Bus operator in South Yorkshire, England

BrightBus was a bus operator in South Yorkshire that traded from 1998 until 2017.

==History==
BrightBus was founded in May 1998 by Michael Strafford as an engineering business, performing contract maintenance for other operators. It also specialised in the conversion of buses for non-passenger use. It then diversified into the operation of school bus services. It ceased trading in July 2017 when the owner retired suffering ill health.
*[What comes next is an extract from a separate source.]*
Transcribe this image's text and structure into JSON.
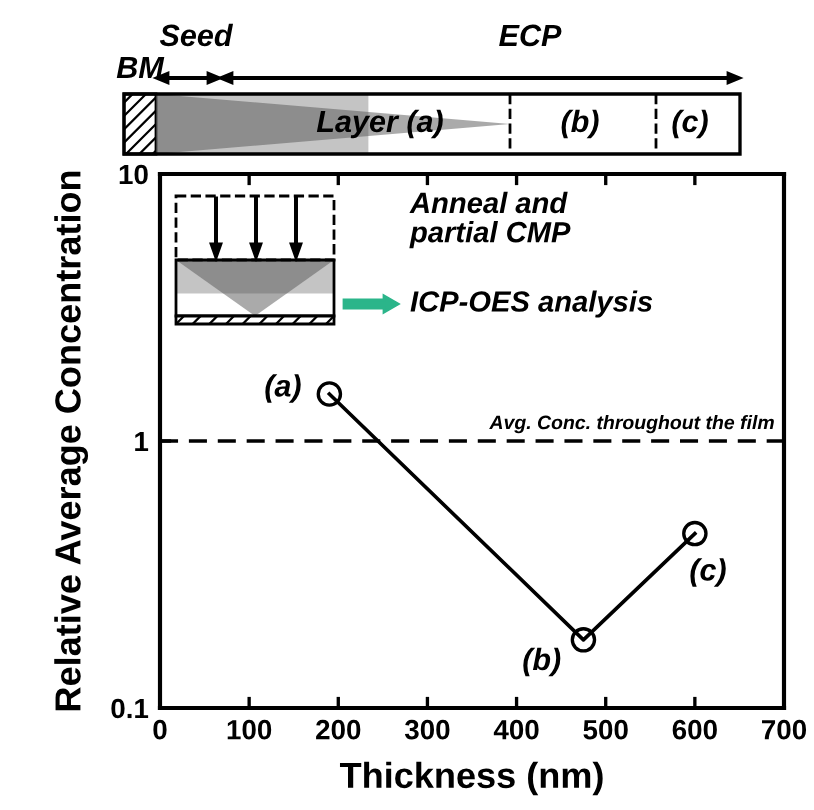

At the time operations ceased it operated 86 routes serving 32 schools.

==Former operations==
Between 2001 and 2005, Brightbus, then known as Mass Transit, had a substantial presence in Lincolnshire, following the acquisition of the bus operations of Applebys Coaches, Reliance Travel of Great Gonerby and the Grantham depot of RoadCar. The Grantham operation failed under Mass ownership and was sold to Centrebus, and the Lincoln area operations to Dunn-Line in 2005.

In 2004, BrightBus purchased the long established Leon Motors of Finningley that was formed in 1922 and operated buses in Doncaster. By 2008 the company's stage-carriage work had passed to First South Yorkshire and the remaining operations were integrated into the main BrightBus depot at North Anston.

==Fleet==
As at May 2017, BrightBus operated a fleet of 73 buses, including many English built three-axle Dennis Dragons and Leyland Olympians repatriated from Hong Kong.